I have also written a CAS Perl module, which uses both CGI::Session to setup a session, and the returned CAS ticket for validation. Once you get the ticket, if you don't have a session already, one is established and that is used for any further authenticated requests. When the session times out, a new ticket is issued and this prompts a new session.

CAS.pm()
package UNE::CAS;


# simple code to hook into a CAS server via Perl
# -----------------------------------------------
#
# Steve Swinsburg, 15th April 2007.
#
# This code is based on an idea from Indiana University but modified to suit
# the University of New England's CAS requirements. I wrote this because all
# other Perl modules out there were required too many dependencies and were
# difficult to get going.

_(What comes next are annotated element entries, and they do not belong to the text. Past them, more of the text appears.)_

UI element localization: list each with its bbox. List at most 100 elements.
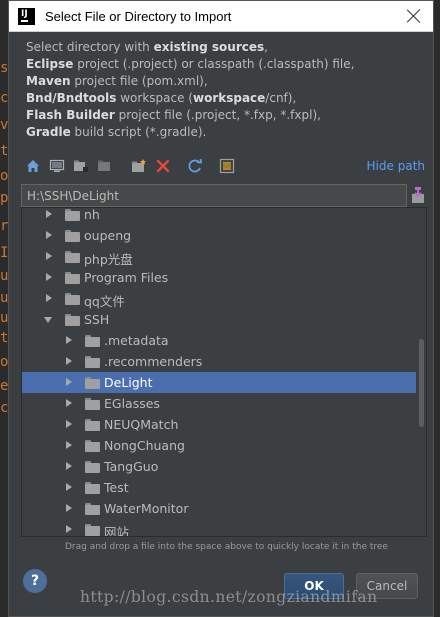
tree-row[interactable]: Program Files <box>22 267 416 288</box>
title-bar: IJ Select File or Directory to Import <box>9 1 433 32</box>
expand-arrow-icon[interactable] <box>66 357 72 365</box>
expand-arrow-icon[interactable] <box>66 336 72 344</box>
folder-body <box>85 484 100 494</box>
module-icon[interactable] <box>97 158 113 174</box>
tree-row-label: php光盘 <box>84 252 133 267</box>
tree-row[interactable]: NongChuang <box>22 435 416 456</box>
drag-drop-hint: Drag and drop a file into the space abov… <box>65 542 388 552</box>
tree-row-label: qq文件 <box>84 294 125 309</box>
folder-body <box>85 358 100 368</box>
folder-icon <box>85 377 100 389</box>
tree-row-label: Program Files <box>84 270 169 285</box>
folder-icon <box>65 293 80 305</box>
folder-icon <box>65 314 80 326</box>
file-chooser-toolbar: Hide path <box>21 156 427 178</box>
help-button[interactable]: ? <box>23 569 47 593</box>
intro-tail: , <box>264 40 268 54</box>
expand-arrow-icon[interactable] <box>66 378 72 386</box>
line-rest: workspace ( <box>116 91 193 105</box>
folder-body <box>65 211 80 221</box>
expand-arrow-icon[interactable] <box>66 441 72 449</box>
tree-row[interactable]: .recommenders <box>22 351 416 372</box>
project-icon[interactable] <box>73 158 89 174</box>
tree-row[interactable]: DeLight <box>22 372 416 393</box>
folder-icon <box>65 251 80 263</box>
tree-row[interactable]: oupeng <box>22 225 416 246</box>
folder-body <box>85 379 100 389</box>
expand-arrow-icon[interactable] <box>46 210 52 218</box>
folder-body <box>85 400 100 410</box>
tree-row[interactable]: EGlasses <box>22 393 416 414</box>
folder-icon <box>85 356 100 368</box>
expand-arrow-icon[interactable] <box>66 399 72 407</box>
expand-arrow-icon[interactable] <box>66 462 72 470</box>
tree-row-label: 网站 <box>104 525 130 537</box>
expand-arrow-icon[interactable] <box>46 231 52 239</box>
tree-row[interactable]: SSH <box>22 309 416 330</box>
folder-icon <box>85 419 100 431</box>
show-hidden-icon[interactable] <box>219 158 235 174</box>
folder-icon <box>85 398 100 410</box>
hide-path-link[interactable]: Hide path <box>367 159 425 173</box>
tree-scrollbar[interactable] <box>416 208 426 536</box>
tree-row-label: Test <box>104 480 129 495</box>
description-line-gradle: Gradle build script (*.gradle). <box>26 124 426 141</box>
tree-row[interactable]: nh <box>22 207 416 225</box>
tree-row-label: .metadata <box>104 333 169 348</box>
expand-arrow-icon[interactable] <box>66 504 72 512</box>
path-input[interactable] <box>22 185 406 207</box>
description-line-intro: Select directory with existing sources, <box>26 39 426 56</box>
folder-body <box>65 232 80 242</box>
import-dialog: IJ Select File or Directory to Import Se… <box>8 0 434 617</box>
expand-arrow-icon[interactable] <box>46 294 52 302</box>
path-field[interactable] <box>21 184 407 207</box>
tree-row[interactable]: TangGuo <box>22 456 416 477</box>
line-bold: Maven <box>26 74 71 88</box>
folder-icon <box>85 440 100 452</box>
folder-icon <box>85 461 100 473</box>
home-icon[interactable] <box>25 158 41 174</box>
tree-row-label: EGlasses <box>104 396 160 411</box>
expand-arrow-icon[interactable] <box>66 525 72 533</box>
folder-icon <box>85 482 100 494</box>
folder-body <box>65 274 80 284</box>
folder-icon <box>85 503 100 515</box>
folder-icon <box>65 272 80 284</box>
folder-body <box>85 421 100 431</box>
expand-arrow-icon[interactable] <box>46 252 52 260</box>
delete-icon[interactable] <box>155 158 171 174</box>
line-bold: Eclipse <box>26 57 74 71</box>
dialog-title: Select File or Directory to Import <box>45 8 232 24</box>
folder-icon <box>65 209 80 221</box>
new-folder-icon[interactable] <box>131 158 147 174</box>
tree-row[interactable]: WaterMonitor <box>22 498 416 519</box>
directory-tree[interactable]: nh oupeng php光盘 Program Files qq文件 SSH .metada… <box>21 207 427 537</box>
description-line-flash: Flash Builder project file (.project, *.… <box>26 107 426 124</box>
path-history-icon[interactable] <box>411 186 425 204</box>
intro-bold: existing sources <box>153 40 265 54</box>
tree-row[interactable]: NEUQMatch <box>22 414 416 435</box>
line-rest: project (.project) or classpath (.classp… <box>73 57 355 71</box>
tree-row-label: oupeng <box>84 228 132 243</box>
refresh-icon[interactable] <box>187 158 203 174</box>
expand-arrow-icon[interactable] <box>46 273 52 281</box>
line-bold: Bnd/Bndtools <box>26 91 117 105</box>
tree-row[interactable]: qq文件 <box>22 288 416 309</box>
tree-row[interactable]: Test <box>22 477 416 498</box>
desktop-icon[interactable] <box>49 158 65 174</box>
expand-arrow-icon[interactable] <box>66 483 72 491</box>
collapse-arrow-icon[interactable] <box>44 317 52 323</box>
tree-row-label: nh <box>84 207 100 222</box>
import-description: Select directory with existing sources, … <box>26 39 426 141</box>
tree-row-label: WaterMonitor <box>104 501 189 516</box>
tree-row-label: TangGuo <box>104 459 159 474</box>
tree-row[interactable]: 网站 <box>22 519 416 537</box>
watermark: http://blog.csdn.net/zongziandmifan <box>80 588 378 606</box>
close-button[interactable] <box>405 7 423 25</box>
folder-icon <box>85 524 100 536</box>
tree-scrollbar-thumb[interactable] <box>419 339 424 427</box>
tree-row[interactable]: .metadata <box>22 330 416 351</box>
expand-arrow-icon[interactable] <box>66 420 72 428</box>
folder-body <box>85 505 100 515</box>
tree-row[interactable]: php光盘 <box>22 246 416 267</box>
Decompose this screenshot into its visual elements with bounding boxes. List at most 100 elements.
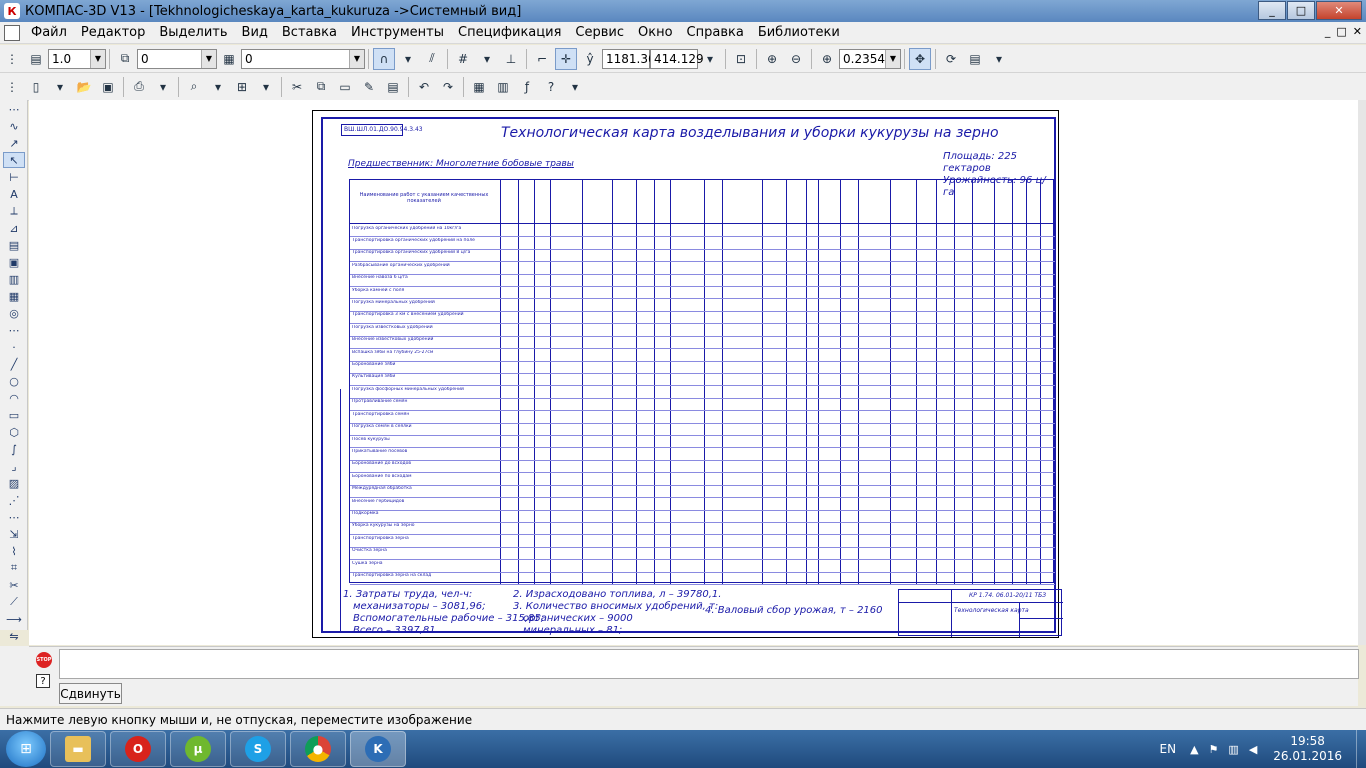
rectangle-icon[interactable]: ▭ (3, 407, 25, 423)
structure-icon[interactable]: ⊞ (231, 76, 253, 98)
toolbar-overflow-icon[interactable]: ▾ (988, 48, 1010, 70)
cut-icon[interactable]: ✂ (286, 76, 308, 98)
layer-combo[interactable]: 0 ▼ (137, 48, 217, 69)
manager-icon[interactable]: ▦ (468, 76, 490, 98)
print-preview-icon[interactable]: ⌕ (183, 76, 205, 98)
style-combo[interactable]: 0 ▼ (241, 48, 365, 69)
flag-icon[interactable]: ⚑ (1209, 743, 1219, 756)
insert-icon[interactable]: ◎ (3, 305, 25, 321)
reports-icon[interactable]: ▦ (3, 288, 25, 304)
extend-icon[interactable]: ⟶ (3, 611, 25, 627)
taskbar-utorrent[interactable]: µ (170, 731, 226, 767)
menu-file[interactable]: Файл (24, 25, 74, 40)
chevron-down-icon[interactable]: ▼ (201, 49, 216, 68)
point-icon[interactable]: · (3, 339, 25, 355)
zoom-window-icon[interactable]: ⊡ (730, 48, 752, 70)
print-options-icon[interactable]: ▾ (152, 76, 174, 98)
coord-y-field[interactable]: 414.129 (650, 48, 704, 69)
circle-icon[interactable]: ○ (3, 373, 25, 389)
tray-expand-icon[interactable]: ▲ (1190, 743, 1198, 756)
associative-view-icon[interactable]: ▣ (3, 254, 25, 270)
preview-options-icon[interactable]: ▾ (207, 76, 229, 98)
coord-x-field[interactable]: 1181.36 (602, 48, 656, 69)
segment-icon[interactable]: ╱ (3, 356, 25, 372)
command-prompt-field[interactable] (59, 649, 1359, 679)
chamfer-icon[interactable]: ⌟ (3, 458, 25, 474)
taskbar-skype[interactable]: S (230, 731, 286, 767)
spec-icon[interactable]: ▥ (3, 271, 25, 287)
volume-icon[interactable]: ◀ (1249, 743, 1257, 756)
properties-icon[interactable]: ▤ (382, 76, 404, 98)
format-painter-icon[interactable]: ✎ (358, 76, 380, 98)
axis-icon[interactable]: ⋯ (3, 509, 25, 525)
toolbar-overflow-icon[interactable]: ▾ (699, 48, 721, 70)
trim-icon[interactable]: ⟋ (3, 594, 25, 610)
polygon-icon[interactable]: ⬡ (3, 424, 25, 440)
menu-insert[interactable]: Вставка (275, 25, 344, 40)
menu-select[interactable]: Выделить (152, 25, 234, 40)
edit-icon[interactable]: ↗ (3, 135, 25, 151)
offset-icon[interactable]: ⇲ (3, 526, 25, 542)
cursor-snap-icon[interactable]: ✛ (555, 47, 577, 70)
equidistant-icon[interactable]: ⋰ (3, 492, 25, 508)
taskbar-explorer[interactable]: ▬ (50, 731, 106, 767)
dimensions-icon[interactable]: ⊢ (3, 169, 25, 185)
close-button[interactable]: ✕ (1316, 1, 1362, 20)
help-icon[interactable]: ? (36, 674, 50, 688)
zoom-out-icon[interactable]: ⊖ (785, 48, 807, 70)
zoom-scale-icon[interactable]: ⊕ (816, 48, 838, 70)
line-style-icon[interactable]: ▤ (25, 48, 47, 70)
taskbar-opera[interactable]: O (110, 731, 166, 767)
zoom-in-icon[interactable]: ⊕ (761, 48, 783, 70)
copy-icon[interactable]: ⧉ (310, 76, 332, 98)
show-desktop-button[interactable] (1356, 730, 1366, 768)
library-icon[interactable]: ▥ (492, 76, 514, 98)
mirror-icon[interactable]: ⇋ (3, 628, 25, 644)
mdi-close-button[interactable]: ✕ (1353, 25, 1362, 38)
taskbar-kompas[interactable]: K (350, 731, 406, 767)
language-indicator[interactable]: EN (1160, 742, 1177, 756)
hatch-icon[interactable]: ▨ (3, 475, 25, 491)
kompas-app-icon[interactable]: К (4, 3, 20, 19)
clock[interactable]: 19:58 26.01.2016 (1273, 734, 1342, 764)
variables-icon[interactable]: ƒ (516, 76, 538, 98)
break-icon[interactable]: ✂ (3, 577, 25, 593)
local-cs-icon[interactable]: ⊥ (500, 48, 522, 70)
measure-icon[interactable]: ⊿ (3, 220, 25, 236)
undo-icon[interactable]: ↶ (413, 76, 435, 98)
taskbar-chrome[interactable]: ● (290, 731, 346, 767)
geometry-icon[interactable]: ∿ (3, 118, 25, 134)
zoom-combo[interactable]: 0.2354 ▼ (839, 48, 901, 69)
select-mode-icon[interactable]: ▤ (3, 237, 25, 253)
pan-icon[interactable]: ✥ (909, 47, 931, 70)
parametrization-icon[interactable]: ⟂ (3, 203, 25, 219)
snap-options-icon[interactable]: ▾ (397, 48, 419, 70)
minimize-button[interactable]: _ (1258, 1, 1286, 20)
open-folder-icon[interactable]: 📂 (73, 76, 95, 98)
chevron-down-icon[interactable]: ▼ (349, 49, 364, 68)
maximize-button[interactable]: □ (1287, 1, 1315, 20)
menu-libraries[interactable]: Библиотеки (751, 25, 847, 40)
menu-service[interactable]: Сервис (568, 25, 631, 40)
network-icon[interactable]: ▥ (1228, 743, 1238, 756)
print-icon[interactable]: ⎙ (128, 76, 150, 98)
menu-window[interactable]: Окно (631, 25, 680, 40)
designations-icon[interactable]: A (3, 186, 25, 202)
select-icon[interactable]: ↖ (3, 152, 25, 168)
mdi-restore-button[interactable]: □ (1336, 25, 1346, 38)
vertical-scrollbar[interactable] (1358, 100, 1366, 645)
context-help-icon[interactable]: ? (540, 76, 562, 98)
menu-help[interactable]: Справка (680, 25, 751, 40)
start-button[interactable]: ⊞ (6, 731, 46, 767)
arc-icon[interactable]: ◠ (3, 390, 25, 406)
paste-icon[interactable]: ▭ (334, 76, 356, 98)
chevron-down-icon[interactable]: ▼ (885, 49, 900, 68)
redo-icon[interactable]: ↷ (437, 76, 459, 98)
document-icon[interactable] (4, 24, 20, 41)
chevron-down-icon[interactable]: ▼ (90, 49, 105, 68)
line-scale-combo[interactable]: 1.0 ▼ (48, 48, 106, 69)
menu-tools[interactable]: Инструменты (344, 25, 451, 40)
contour-icon[interactable]: ⌇ (3, 543, 25, 559)
snap-magnet-icon[interactable]: ∩ (373, 47, 395, 70)
grid-options-icon[interactable]: ▾ (476, 48, 498, 70)
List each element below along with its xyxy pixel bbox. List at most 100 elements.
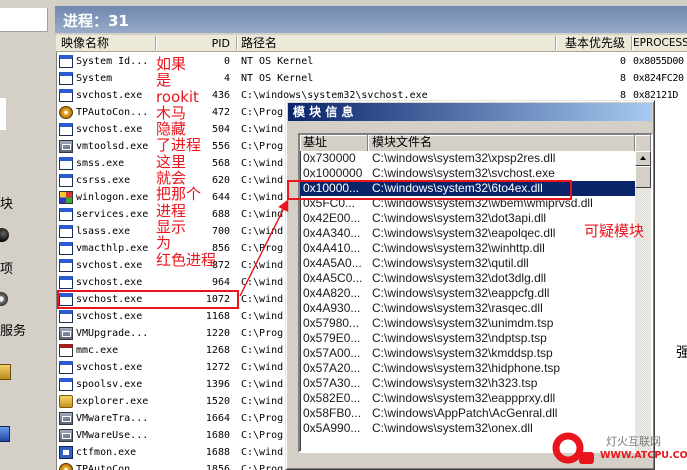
column-header-base-address[interactable]: 基址 — [300, 135, 368, 151]
module-info-dialog[interactable]: 模 块 信 息 基址 模块文件名 0x730000 C:\windows\syst… — [285, 100, 655, 470]
column-header-pid[interactable]: PID — [156, 36, 230, 51]
app-window-icon — [59, 174, 73, 187]
note-line: 这里 — [156, 152, 187, 171]
note-line: 隐藏 — [156, 120, 187, 139]
process-name: mmc.exe — [76, 345, 119, 356]
module-file-name: C:\windows\system32\svchost.exe — [372, 166, 555, 180]
module-row[interactable]: 0x58FB0... C:\windows\AppPatch\AcGenral.d… — [300, 406, 635, 421]
column-header-eprocess[interactable]: EPROCESS — [633, 36, 687, 51]
note-line: rookit — [156, 87, 199, 106]
note-line: 是 — [156, 71, 172, 90]
module-row[interactable]: 0x4A930... C:\windows\system32\rasqec.dll — [300, 301, 635, 316]
process-priority: 0 — [619, 56, 626, 67]
module-row[interactable]: 0x57A20... C:\windows\system32\hidphone.t… — [300, 361, 635, 376]
note-line: 进程 — [156, 201, 187, 220]
process-pid: 1856 — [205, 464, 230, 470]
app-window-icon — [59, 310, 73, 323]
sidebar-gear-icon[interactable] — [0, 292, 8, 306]
process-name: vmacthlp.exe — [76, 243, 149, 254]
sidebar-folder-icon[interactable] — [0, 364, 11, 380]
winlogon-icon — [59, 191, 73, 204]
process-name: System — [76, 73, 113, 84]
suspicious-module-label: 可疑模块 — [584, 222, 645, 240]
note-line: 如果 — [156, 55, 187, 73]
app-window-icon — [59, 276, 73, 289]
module-row[interactable]: 0x730000 C:\windows\system32\xpsp2res.dll — [300, 151, 635, 166]
process-pid: 1268 — [205, 345, 230, 356]
sidebar-label[interactable]: 块 — [0, 193, 13, 212]
column-header-module-file[interactable]: 模块文件名 — [368, 135, 635, 151]
process-pid: 1688 — [205, 447, 230, 458]
column-divider[interactable] — [236, 36, 237, 50]
process-row[interactable]: System Id... 0 NT OS Kernel 0 0x8055D00 — [56, 53, 687, 70]
process-name: TPAutoCon... — [76, 107, 149, 118]
column-header-base-priority[interactable]: 基本优先级 — [565, 36, 625, 51]
module-row[interactable]: 0x57980... C:\windows\system32\unimdm.tsp — [300, 316, 635, 331]
gear-icon — [59, 463, 73, 470]
process-pid: 1680 — [205, 430, 230, 441]
sidebar-label[interactable]: 服务 — [0, 320, 26, 339]
module-file-name: C:\windows\system32\rasqec.dll — [372, 301, 543, 315]
sidebar-label[interactable]: 项 — [0, 258, 13, 277]
column-header-filler — [635, 135, 651, 151]
column-header-path[interactable]: 路径名 — [241, 36, 277, 51]
module-row[interactable]: 0x4A410... C:\windows\system32\winhttp.dl… — [300, 241, 635, 256]
watermark-logo-icon — [552, 432, 594, 464]
module-base-address: 0x4A930... — [303, 301, 361, 315]
process-name: vmtoolsd.exe — [76, 141, 149, 152]
module-file-name: C:\windows\AppPatch\AcGenral.dll — [372, 406, 558, 420]
note-line: 为 — [156, 234, 172, 253]
column-divider[interactable] — [555, 36, 556, 50]
process-name: svchost.exe — [76, 311, 143, 322]
process-pid: 964 — [211, 277, 230, 288]
module-row[interactable]: 0x4A5C0... C:\windows\system32\dot3dlg.dl… — [300, 271, 635, 286]
process-name: VMwareTra... — [76, 413, 149, 424]
flagged-process-highlight-box — [57, 290, 239, 309]
process-pid: 1396 — [205, 379, 230, 390]
app-window-icon — [59, 259, 73, 272]
vmware-icon — [59, 327, 73, 340]
column-divider[interactable] — [631, 36, 632, 50]
module-file-name: C:\windows\system32\hidphone.tsp — [372, 361, 561, 375]
app-window-icon — [59, 55, 73, 68]
module-file-name: C:\windows\system32\ndptsp.tsp — [372, 331, 547, 345]
vmware-icon — [59, 412, 73, 425]
process-name: spoolsv.exe — [76, 379, 143, 390]
module-base-address: 0x730000 — [303, 151, 356, 165]
process-row[interactable]: System 4 NT OS Kernel 8 0x824FC20 — [56, 70, 687, 87]
column-header-image-name[interactable]: 映像名称 — [61, 36, 109, 51]
module-row[interactable]: 0x4A820... C:\windows\system32\eappcfg.dl… — [300, 286, 635, 301]
module-base-address: 0x42E00... — [303, 211, 361, 225]
scroll-thumb[interactable] — [635, 166, 651, 188]
module-row[interactable]: 0x57A00... C:\windows\system32\kmddsp.tsp — [300, 346, 635, 361]
module-file-name: C:\windows\system32\eappcfg.dll — [372, 286, 550, 300]
sidebar-app-icon[interactable] — [0, 426, 10, 442]
sidebar-round-icon[interactable] — [0, 228, 9, 242]
dialog-title-bar[interactable]: 模 块 信 息 — [288, 103, 652, 121]
rootkit-explanation-note: 如果是 rookit 木马 隐藏 了进程 这里 就会 把那个 进程 显示为红色进程 — [156, 56, 216, 268]
process-pid: 1220 — [205, 328, 230, 339]
process-eprocess: 0x8055D00 — [633, 56, 684, 67]
app-window-icon — [59, 123, 73, 136]
process-name: VMwareUse... — [76, 430, 149, 441]
process-pid: 1272 — [205, 362, 230, 373]
process-name: winlogon.exe — [76, 192, 149, 203]
module-base-address: 0x57A00... — [303, 346, 361, 360]
app-window-icon — [59, 242, 73, 255]
watermark-site-name: 灯火互联网 — [606, 435, 661, 448]
app-window-icon — [59, 89, 73, 102]
vertical-scrollbar[interactable] — [635, 151, 651, 451]
module-row[interactable]: 0x582E0... C:\windows\system32\eappprxy.d… — [300, 391, 635, 406]
module-row[interactable]: 0x579E0... C:\windows\system32\ndptsp.tsp — [300, 331, 635, 346]
module-base-address: 0x5A990... — [303, 421, 361, 435]
module-row[interactable]: 0x1000000 C:\windows\system32\svchost.exe — [300, 166, 635, 181]
process-name: TPAutoCon... — [76, 464, 149, 470]
scroll-up-button[interactable] — [635, 151, 651, 166]
module-row[interactable]: 0x4A5A0... C:\windows\system32\qutil.dll — [300, 256, 635, 271]
dialog-title: 模 块 信 息 — [293, 105, 354, 119]
note-line: 木马 — [156, 103, 187, 122]
module-row[interactable]: 0x57A30... C:\windows\system32\h323.tsp — [300, 376, 635, 391]
explorer-icon — [59, 395, 73, 408]
mmc-icon — [59, 344, 73, 357]
process-name: System Id... — [76, 56, 149, 67]
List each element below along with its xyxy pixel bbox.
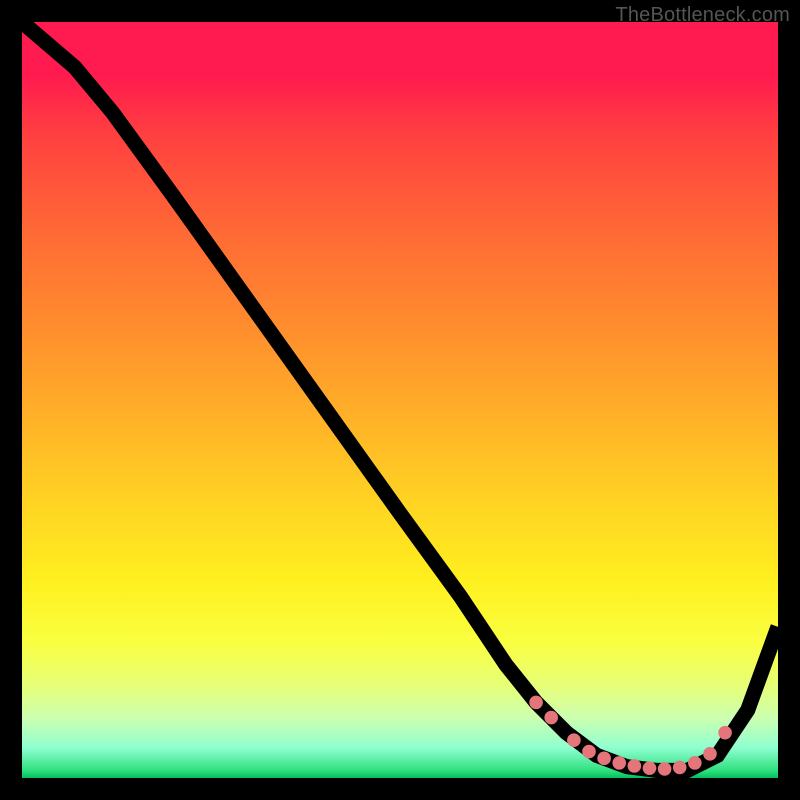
highlight-dot (544, 711, 558, 725)
highlight-dot (658, 762, 672, 776)
bottleneck-curve (22, 22, 778, 770)
chart-stage: TheBottleneck.com (0, 0, 800, 800)
highlight-dot (718, 726, 732, 740)
highlight-dot (612, 756, 626, 770)
highlight-dot (597, 752, 611, 766)
highlight-dot (703, 747, 717, 761)
highlight-dot (673, 761, 687, 775)
highlight-dot (582, 745, 596, 759)
highlight-dot (688, 756, 702, 770)
highlight-dot (529, 696, 543, 710)
curve-svg (22, 22, 778, 778)
highlight-dot (628, 759, 642, 773)
highlight-dot (567, 733, 581, 747)
plot-area (22, 22, 778, 778)
highlight-dot (643, 761, 657, 775)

Hopefully this should do the trick.
#
# The function accepts 4 parameters
# - $cas_login which is the URL of the CAS login
# - $cas_validate which is the URL of the CAS ticket validator
# - $cas_service which is the URL of the app that is being CASified
# - $cas_ticket which is the ticket string if its already set
#
# If successfully authenticated it will return the authenticated username.
# If authentication fails, it returns 'AUTHENTICATION_FAILED'.
# If it needs to authenticate, then it returns 'AUTHENTICATION_REQUIRED'.


use LWP::UserAgent;

sub getAuthenticatedUsername {

	#sent to this function by the app that called it
	local($cas_login, $cas_validate, $cas_service, $cas_ticket) = @_;

	# User Agent object to handle HTTP requests
	my $ua = new LWP::UserAgent;

	# Check if we have a CAS ticket and if its of a valid form
	if (defined($cas_ticket) && $cas_ticket =~ m/^ST-\d+-[A-Za-z0-9]+$/){

		# Validate the ticket
		my $req = new HTTP::Request('GET', "$cas_validate?service=$cas_service&ticket=$cas_ticket");
		my $res = $ua->request($req);
		my $validate_reply = $res->content;

		# The validation reply is a fragment of XML like this:
		# FAILED
		#<cas:serviceResponse xmlns:cas='http://www.yale.edu/tp/cas'>
		#	<cas:authenticationFailure code='INVALID_TICKET'>
		#		ticket 'ST-24355-7s6GVyTgNM8Pt7PnoSgc' not recognized
		#	</cas:authenticationFailure>
		#</cas:serviceResponse>
		# SUCCESS
		#<cas:serviceResponse xmlns:cas='http://www.yale.edu/tp/cas'>
		#	<cas:authenticationSuccess>
		#		<cas:user>sswinsb2</cas:user>
		#	</cas:authenticationSuccess>
		#</cas:serviceResponse>

		# Therefore we can check for a matching string to see if it was successful and get the username from the XML fragment
		if ($validate_reply =~ /(<cas:user>)\w+(<\/cas:user>)/) {
			$cas_username = $&;
			$cas_username =~ s/(<\/?\w+:\w+>)//g;
			return $cas_username;
		} else {
			return 'AUTHENTICATION_FAILED';
		}
	} else {
		return 'AUTHENTICATION_REQUIRED';
	}

}

return 1;

There are probably issues with this code but it seems to be running fine! Like I said above, you need to make sure your CAS server is returning usernames wrapped in XML the same way as above, or modify the code to suit. Feedback appreciated.